Methods: This was a propensity score-matched cohort study. Electronic health records from the UK Clinical Practice Research Datalink were used. We selected people prescribed statins and people never prescribed statins. Each statin user was matched to a non-user by age, gender, practice and propensity score for statin prescription. The main outcome measures were knee or hip joint replacement overall, and specifically because of OA or RA. The association between statins and risk of joint replacement was assessed using Cox proportional hazard regression. Statin exposure was categorized according to the potency of reducing low-density lipoprotein as low (21-28%), medium (32-38%) or high (42-55%) intensity.

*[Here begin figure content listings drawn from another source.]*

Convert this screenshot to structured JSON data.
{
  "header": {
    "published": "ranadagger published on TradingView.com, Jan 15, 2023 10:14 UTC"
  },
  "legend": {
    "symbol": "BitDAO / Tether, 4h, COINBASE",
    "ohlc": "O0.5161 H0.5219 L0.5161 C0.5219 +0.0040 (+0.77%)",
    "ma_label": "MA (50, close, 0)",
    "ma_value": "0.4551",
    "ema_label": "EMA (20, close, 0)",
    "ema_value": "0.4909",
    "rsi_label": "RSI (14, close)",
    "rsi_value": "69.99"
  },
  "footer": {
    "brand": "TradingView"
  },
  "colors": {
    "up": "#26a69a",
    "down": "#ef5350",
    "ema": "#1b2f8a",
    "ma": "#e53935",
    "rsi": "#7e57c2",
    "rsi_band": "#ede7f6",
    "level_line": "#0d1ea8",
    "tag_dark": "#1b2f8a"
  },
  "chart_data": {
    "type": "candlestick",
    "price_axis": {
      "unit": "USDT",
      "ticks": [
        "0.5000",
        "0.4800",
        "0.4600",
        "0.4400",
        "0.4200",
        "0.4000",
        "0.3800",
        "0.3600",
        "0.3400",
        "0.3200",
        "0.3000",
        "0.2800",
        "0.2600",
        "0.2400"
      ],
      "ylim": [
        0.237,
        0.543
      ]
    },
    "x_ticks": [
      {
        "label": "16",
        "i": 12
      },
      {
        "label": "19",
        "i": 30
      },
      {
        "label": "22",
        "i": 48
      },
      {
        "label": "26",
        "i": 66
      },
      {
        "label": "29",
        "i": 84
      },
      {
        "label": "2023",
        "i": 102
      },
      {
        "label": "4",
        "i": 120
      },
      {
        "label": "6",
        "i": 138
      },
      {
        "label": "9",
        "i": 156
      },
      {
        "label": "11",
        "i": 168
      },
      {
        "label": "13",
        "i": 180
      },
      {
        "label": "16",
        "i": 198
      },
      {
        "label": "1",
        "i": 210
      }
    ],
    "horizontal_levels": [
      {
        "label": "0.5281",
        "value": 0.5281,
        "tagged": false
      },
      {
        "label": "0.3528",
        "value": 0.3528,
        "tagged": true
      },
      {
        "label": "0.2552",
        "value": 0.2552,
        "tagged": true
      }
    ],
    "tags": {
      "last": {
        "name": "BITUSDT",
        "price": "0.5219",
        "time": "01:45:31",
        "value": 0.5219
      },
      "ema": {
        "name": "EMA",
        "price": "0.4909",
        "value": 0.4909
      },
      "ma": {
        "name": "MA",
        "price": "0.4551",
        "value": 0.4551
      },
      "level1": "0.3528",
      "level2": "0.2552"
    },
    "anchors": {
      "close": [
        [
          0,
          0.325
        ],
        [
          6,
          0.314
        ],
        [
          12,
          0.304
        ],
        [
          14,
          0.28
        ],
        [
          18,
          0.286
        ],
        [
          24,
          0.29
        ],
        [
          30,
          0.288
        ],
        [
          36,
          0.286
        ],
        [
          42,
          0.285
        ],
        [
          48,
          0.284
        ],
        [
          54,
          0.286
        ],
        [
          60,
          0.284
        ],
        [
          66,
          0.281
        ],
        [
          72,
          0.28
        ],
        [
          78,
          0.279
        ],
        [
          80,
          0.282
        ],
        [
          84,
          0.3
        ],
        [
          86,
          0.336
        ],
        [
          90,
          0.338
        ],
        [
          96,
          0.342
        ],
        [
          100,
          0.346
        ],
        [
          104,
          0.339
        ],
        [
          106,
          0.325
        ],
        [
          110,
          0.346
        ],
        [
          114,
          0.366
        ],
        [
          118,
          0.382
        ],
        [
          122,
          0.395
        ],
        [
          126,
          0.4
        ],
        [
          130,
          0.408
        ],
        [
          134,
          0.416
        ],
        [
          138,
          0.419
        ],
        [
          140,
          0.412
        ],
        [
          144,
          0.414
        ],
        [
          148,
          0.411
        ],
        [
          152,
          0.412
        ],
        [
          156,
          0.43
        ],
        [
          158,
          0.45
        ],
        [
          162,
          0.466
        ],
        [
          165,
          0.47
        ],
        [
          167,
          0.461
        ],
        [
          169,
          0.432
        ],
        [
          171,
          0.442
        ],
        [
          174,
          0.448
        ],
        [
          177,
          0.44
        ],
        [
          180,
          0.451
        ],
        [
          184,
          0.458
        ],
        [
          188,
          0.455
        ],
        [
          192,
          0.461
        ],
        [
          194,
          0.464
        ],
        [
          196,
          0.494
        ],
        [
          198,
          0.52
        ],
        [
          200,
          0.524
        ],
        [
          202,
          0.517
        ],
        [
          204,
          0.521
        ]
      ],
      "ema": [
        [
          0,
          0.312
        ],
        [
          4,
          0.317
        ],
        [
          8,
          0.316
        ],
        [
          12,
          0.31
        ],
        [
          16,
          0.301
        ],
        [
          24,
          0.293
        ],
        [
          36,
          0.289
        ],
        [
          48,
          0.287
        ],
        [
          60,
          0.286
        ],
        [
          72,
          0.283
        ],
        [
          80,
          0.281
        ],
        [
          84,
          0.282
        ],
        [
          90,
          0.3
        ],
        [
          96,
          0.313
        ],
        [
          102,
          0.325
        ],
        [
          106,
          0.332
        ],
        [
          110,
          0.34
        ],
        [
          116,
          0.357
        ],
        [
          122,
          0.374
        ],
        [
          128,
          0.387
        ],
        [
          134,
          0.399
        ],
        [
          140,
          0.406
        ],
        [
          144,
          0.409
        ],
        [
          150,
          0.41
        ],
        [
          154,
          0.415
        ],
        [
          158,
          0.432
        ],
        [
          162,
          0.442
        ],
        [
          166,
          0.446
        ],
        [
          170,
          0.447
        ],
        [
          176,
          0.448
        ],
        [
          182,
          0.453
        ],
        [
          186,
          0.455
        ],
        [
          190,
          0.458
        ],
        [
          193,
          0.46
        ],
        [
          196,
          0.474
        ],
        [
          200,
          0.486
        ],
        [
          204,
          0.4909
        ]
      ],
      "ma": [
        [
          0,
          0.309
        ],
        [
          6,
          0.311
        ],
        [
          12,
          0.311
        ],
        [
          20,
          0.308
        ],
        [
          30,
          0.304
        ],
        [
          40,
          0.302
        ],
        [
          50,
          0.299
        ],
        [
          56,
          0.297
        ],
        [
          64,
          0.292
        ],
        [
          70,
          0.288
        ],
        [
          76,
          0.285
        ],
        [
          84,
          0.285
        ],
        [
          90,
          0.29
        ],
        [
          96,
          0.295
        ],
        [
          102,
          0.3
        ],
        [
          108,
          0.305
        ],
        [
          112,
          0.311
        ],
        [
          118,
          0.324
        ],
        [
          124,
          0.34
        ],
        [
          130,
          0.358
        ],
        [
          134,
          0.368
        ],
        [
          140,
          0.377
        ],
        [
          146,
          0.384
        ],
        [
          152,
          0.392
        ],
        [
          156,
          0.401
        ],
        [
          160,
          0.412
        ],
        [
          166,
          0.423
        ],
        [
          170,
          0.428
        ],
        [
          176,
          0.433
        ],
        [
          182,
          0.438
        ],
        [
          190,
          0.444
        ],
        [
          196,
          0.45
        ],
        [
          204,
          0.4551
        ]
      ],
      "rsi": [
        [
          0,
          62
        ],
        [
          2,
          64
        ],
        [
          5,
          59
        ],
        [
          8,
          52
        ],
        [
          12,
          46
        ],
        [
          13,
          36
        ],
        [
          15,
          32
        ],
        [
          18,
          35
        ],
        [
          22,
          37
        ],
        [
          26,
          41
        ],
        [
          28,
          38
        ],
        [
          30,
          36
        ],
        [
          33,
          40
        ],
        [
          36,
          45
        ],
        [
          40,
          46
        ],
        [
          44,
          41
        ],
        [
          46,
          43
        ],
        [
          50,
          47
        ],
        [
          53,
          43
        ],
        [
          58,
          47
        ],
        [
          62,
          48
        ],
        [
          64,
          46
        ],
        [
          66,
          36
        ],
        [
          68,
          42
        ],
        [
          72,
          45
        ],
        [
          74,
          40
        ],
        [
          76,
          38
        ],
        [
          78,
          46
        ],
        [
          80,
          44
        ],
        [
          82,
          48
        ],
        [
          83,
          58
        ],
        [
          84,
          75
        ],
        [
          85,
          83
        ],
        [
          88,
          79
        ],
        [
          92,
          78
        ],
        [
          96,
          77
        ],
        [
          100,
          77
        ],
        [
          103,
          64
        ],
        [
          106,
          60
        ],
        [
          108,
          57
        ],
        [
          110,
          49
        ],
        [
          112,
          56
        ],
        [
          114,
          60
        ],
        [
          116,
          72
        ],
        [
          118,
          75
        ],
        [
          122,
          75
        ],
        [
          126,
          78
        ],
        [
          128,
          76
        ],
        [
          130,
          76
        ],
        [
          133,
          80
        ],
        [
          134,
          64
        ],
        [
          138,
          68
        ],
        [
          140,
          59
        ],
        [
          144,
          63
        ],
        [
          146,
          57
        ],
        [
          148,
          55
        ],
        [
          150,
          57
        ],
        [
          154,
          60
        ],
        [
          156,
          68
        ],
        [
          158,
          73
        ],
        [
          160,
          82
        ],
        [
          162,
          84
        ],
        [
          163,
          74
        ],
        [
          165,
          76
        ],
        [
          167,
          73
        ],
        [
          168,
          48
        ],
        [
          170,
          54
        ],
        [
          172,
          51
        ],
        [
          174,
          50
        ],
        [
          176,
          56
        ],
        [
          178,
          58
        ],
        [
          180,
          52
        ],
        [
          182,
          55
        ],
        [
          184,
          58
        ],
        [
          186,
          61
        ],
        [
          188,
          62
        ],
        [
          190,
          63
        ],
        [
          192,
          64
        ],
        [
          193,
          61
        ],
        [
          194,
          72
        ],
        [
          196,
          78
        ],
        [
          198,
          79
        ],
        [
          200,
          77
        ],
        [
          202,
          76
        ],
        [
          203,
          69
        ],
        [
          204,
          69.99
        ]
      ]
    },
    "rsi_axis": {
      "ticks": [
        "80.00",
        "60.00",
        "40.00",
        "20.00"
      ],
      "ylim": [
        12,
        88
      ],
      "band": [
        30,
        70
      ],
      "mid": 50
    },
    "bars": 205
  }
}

Results: A total of 178 467 statin users were matched with 178 467 non-users by age, gender, practice and propensity score. Overall, statin was not associated with reduced risk of knee or hip replacement (hazard ratio 0.99, 95% CI: 0.97, 1.03), unless prescribed at high strength (0.86, 0.75-0.98). The reduced risk was only observed for joint replacement due to RA (0.77, 0.63-0.94) but not OA (0.97, 0.94-1.01).

Conclusion: Statins at high intensity may reduce the risk of hip or knee replacement. This effect may be RA specific. Further studies to investigate mechanisms of risk reduction and the impact in people with RA are warranted.